Colonel Jacob Ruppert was a congressman, brewer, and co-owner of the New York Yankees. In 1919 he and a partner bought the Astor estate in the Bronx and proceeded to build Yankee stadium there. They were also responsible for buying Babe Ruth's contract from the Red Sox. Safe to say Ruppert was into some pretty historic stuff nearly a century ago.
But where his name really lingers is at Ruppert Park, which sits in Yorkville on the Upper East Side, right where Ruppert's father established the Jacob Ruppert Brewing Company just after the Civil War.
The "Germanity" of this formerly German-American neighborhood has dwindled to little more than a few business and place names, "Ruppert" being one. The park was created adjacent to the Ruppert/Yorkville Towers back in 1978-79 under pressure from the community. The Parks Department took over and improved the park in 1997, and today it's a small and rather lonely but very appealing green beacon in a sea of high-rises, in spite of the controversial loss not long ago of one of its playground areas to further high-rise development.
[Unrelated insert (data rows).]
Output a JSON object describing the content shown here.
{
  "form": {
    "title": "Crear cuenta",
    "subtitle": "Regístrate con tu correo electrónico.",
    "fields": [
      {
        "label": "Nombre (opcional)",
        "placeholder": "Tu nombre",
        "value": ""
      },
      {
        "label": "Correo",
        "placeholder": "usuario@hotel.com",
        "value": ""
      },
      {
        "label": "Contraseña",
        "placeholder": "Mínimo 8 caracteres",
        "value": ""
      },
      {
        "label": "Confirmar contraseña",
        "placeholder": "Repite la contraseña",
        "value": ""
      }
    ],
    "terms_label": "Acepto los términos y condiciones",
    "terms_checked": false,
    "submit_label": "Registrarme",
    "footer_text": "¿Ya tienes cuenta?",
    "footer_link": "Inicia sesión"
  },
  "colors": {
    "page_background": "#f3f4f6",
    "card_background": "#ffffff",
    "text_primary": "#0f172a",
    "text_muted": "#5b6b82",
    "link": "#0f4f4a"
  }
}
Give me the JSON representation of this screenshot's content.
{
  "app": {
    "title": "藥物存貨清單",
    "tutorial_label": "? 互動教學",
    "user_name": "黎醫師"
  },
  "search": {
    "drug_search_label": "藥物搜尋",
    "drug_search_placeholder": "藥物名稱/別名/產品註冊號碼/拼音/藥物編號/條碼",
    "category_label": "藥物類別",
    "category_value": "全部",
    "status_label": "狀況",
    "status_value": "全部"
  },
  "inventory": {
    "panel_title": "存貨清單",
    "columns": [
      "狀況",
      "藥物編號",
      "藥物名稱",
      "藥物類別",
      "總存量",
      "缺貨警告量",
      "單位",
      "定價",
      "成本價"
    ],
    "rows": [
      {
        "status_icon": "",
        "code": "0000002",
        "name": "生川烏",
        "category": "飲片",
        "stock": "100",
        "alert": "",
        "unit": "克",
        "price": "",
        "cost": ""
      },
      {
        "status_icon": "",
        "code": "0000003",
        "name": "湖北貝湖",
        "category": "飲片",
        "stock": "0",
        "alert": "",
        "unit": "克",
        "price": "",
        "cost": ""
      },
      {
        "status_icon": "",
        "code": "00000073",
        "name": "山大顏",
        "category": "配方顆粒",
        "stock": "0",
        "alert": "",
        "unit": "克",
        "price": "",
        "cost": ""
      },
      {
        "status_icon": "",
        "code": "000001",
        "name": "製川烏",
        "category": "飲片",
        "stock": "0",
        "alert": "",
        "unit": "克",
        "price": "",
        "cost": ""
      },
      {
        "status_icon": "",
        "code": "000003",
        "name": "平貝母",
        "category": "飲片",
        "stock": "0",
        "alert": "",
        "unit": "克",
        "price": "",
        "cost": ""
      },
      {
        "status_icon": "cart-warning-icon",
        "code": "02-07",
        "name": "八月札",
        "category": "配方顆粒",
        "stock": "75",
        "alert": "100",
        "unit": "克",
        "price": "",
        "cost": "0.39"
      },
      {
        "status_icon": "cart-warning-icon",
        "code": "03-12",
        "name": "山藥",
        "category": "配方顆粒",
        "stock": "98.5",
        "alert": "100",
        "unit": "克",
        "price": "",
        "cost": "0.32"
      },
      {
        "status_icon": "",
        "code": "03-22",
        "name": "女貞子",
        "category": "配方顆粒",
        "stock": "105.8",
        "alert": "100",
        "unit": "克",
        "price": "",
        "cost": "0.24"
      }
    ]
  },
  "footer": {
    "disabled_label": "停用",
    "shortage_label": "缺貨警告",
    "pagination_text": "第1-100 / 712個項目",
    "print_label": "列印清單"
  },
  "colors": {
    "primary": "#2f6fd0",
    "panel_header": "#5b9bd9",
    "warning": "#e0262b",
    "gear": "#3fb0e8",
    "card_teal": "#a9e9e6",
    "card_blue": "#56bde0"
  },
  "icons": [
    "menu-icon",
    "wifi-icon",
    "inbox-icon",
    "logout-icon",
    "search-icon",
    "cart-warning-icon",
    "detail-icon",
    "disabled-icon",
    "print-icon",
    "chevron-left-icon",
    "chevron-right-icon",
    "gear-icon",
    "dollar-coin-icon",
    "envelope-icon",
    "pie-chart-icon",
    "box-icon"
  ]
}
In fact, Ruppert Park is so dense with trees that Google's satellite view provides no clue that it houses playgrounds, non-trivial terrain, landscaping, and a fountain. In June all you see from above is the dense green of the trees. But inside this city grove you can sit and contemplate, walk, and with some imagination even do a miniature wander.
Outside the park I found an unexpected avenue (in the old sense of the word meaning a way lined by trees) between Second and Third Avenues, a good way to extend your untroubled-by-traffic walk if you so desire.
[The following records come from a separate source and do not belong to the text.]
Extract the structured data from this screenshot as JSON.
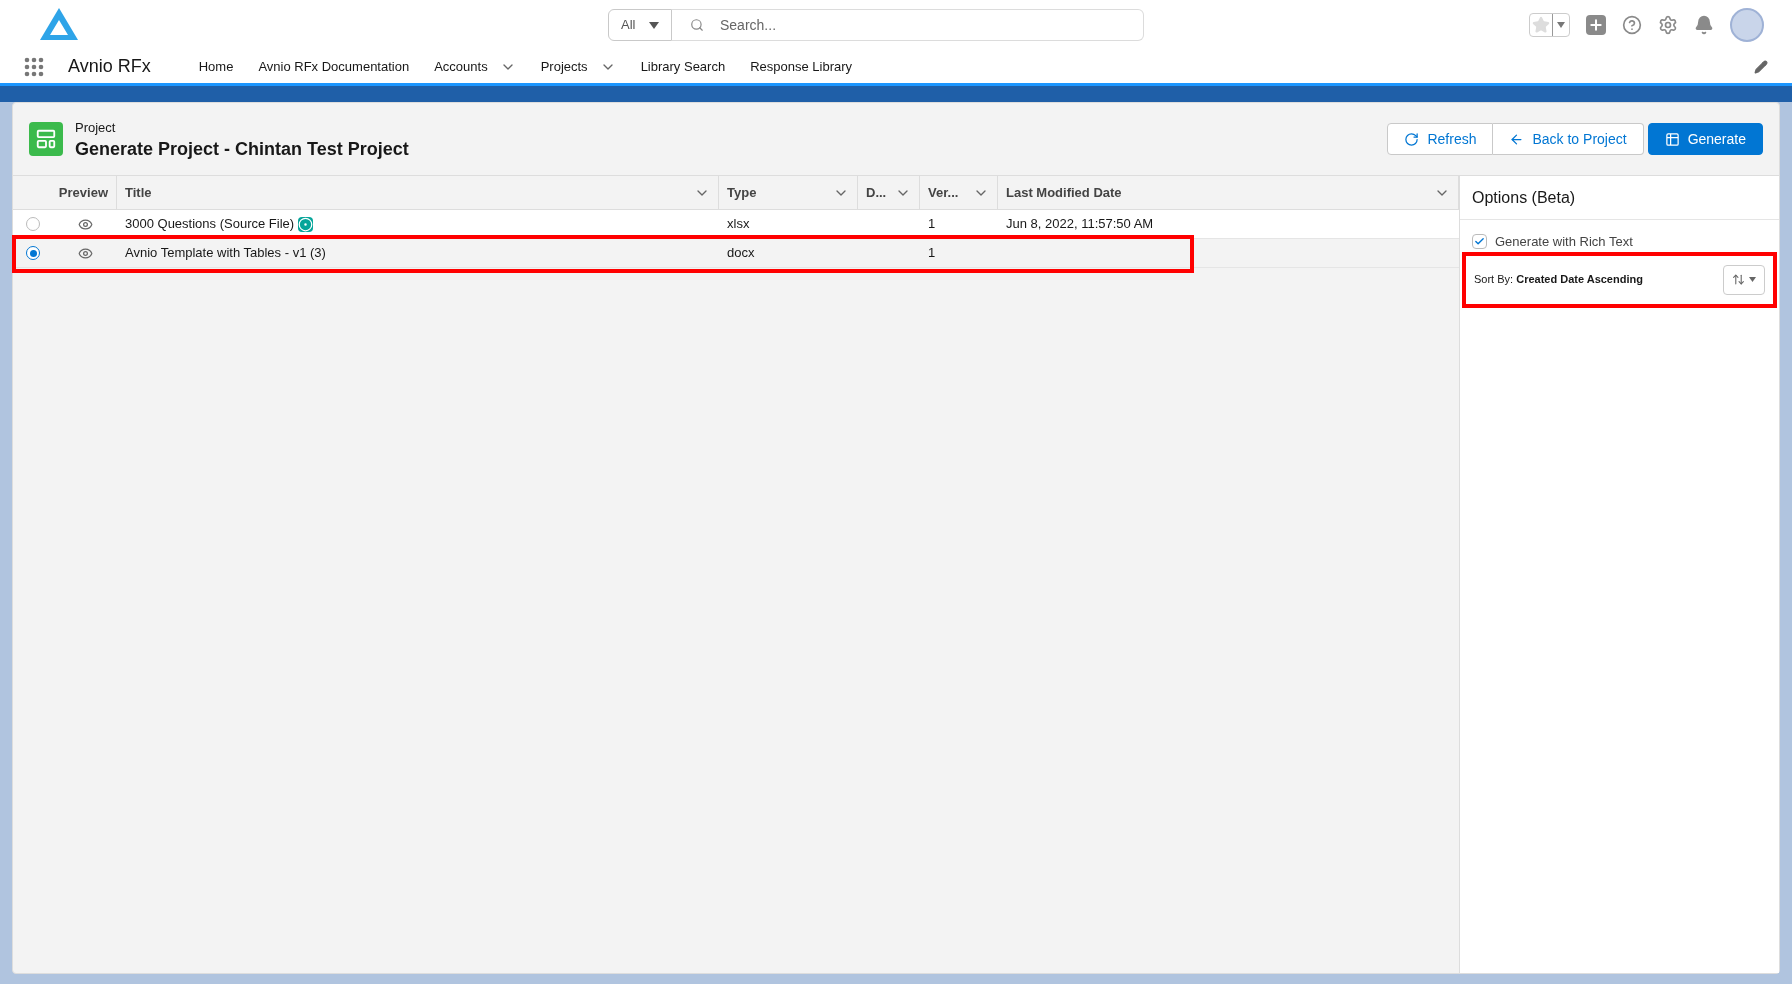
{
  "search": {
    "scope": "All",
    "placeholder": "Search..."
  },
  "app": {
    "name": "Avnio RFx"
  },
  "nav": [
    {
      "label": "Home",
      "has_menu": false
    },
    {
      "label": "Avnio RFx Documentation",
      "has_menu": false
    },
    {
      "label": "Accounts",
      "has_menu": true
    },
    {
      "label": "Projects",
      "has_menu": true
    },
    {
      "label": "Library Search",
      "has_menu": false
    },
    {
      "label": "Response Library",
      "has_menu": false
    }
  ],
  "page": {
    "object": "Project",
    "title": "Generate Project - Chintan Test Project"
  },
  "actions": [
    {
      "label": "Refresh",
      "kind": "refresh"
    },
    {
      "label": "Back to Project",
      "kind": "back"
    },
    {
      "label": "Generate",
      "kind": "primary"
    }
  ],
  "table": {
    "columns": [
      "Preview",
      "Title",
      "Type",
      "D...",
      "Ver...",
      "Last Modified Date"
    ],
    "rows": [
      {
        "selected": false,
        "title": "3000 Questions (Source File)",
        "source": true,
        "highlighted": false,
        "type": "xlsx",
        "version": "1",
        "modified": "Jun 8, 2022, 11:57:50 AM"
      },
      {
        "selected": true,
        "title": "Avnio Template with Tables - v1 (3)",
        "source": false,
        "highlighted": true,
        "type": "docx",
        "version": "1",
        "modified": ""
      }
    ]
  },
  "options": {
    "title": "Options (Beta)",
    "rich_text": {
      "label": "Generate with Rich Text",
      "checked": true
    },
    "sort": {
      "label": "Sort By:",
      "value": "Created Date Ascending",
      "highlighted": true
    }
  }
}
Back in 1991 this peaceful, pedestrian-only block of 91st Street was named "James Cagney Place." I haven't discovered why, unless it has to do with the coincidence of Ruppert's association with the Yankees and Cagney's famous portrayal of George M. Cohan in Yankee Doodle Dandy, which seems pretty far-fetched. If anyone knows, please leave a comment below. Cagney was a New Yorker through and through, but didn't have ties to this neighborhood that I know of.
He does now.
Cagney lived in this area. That's why the monument is there.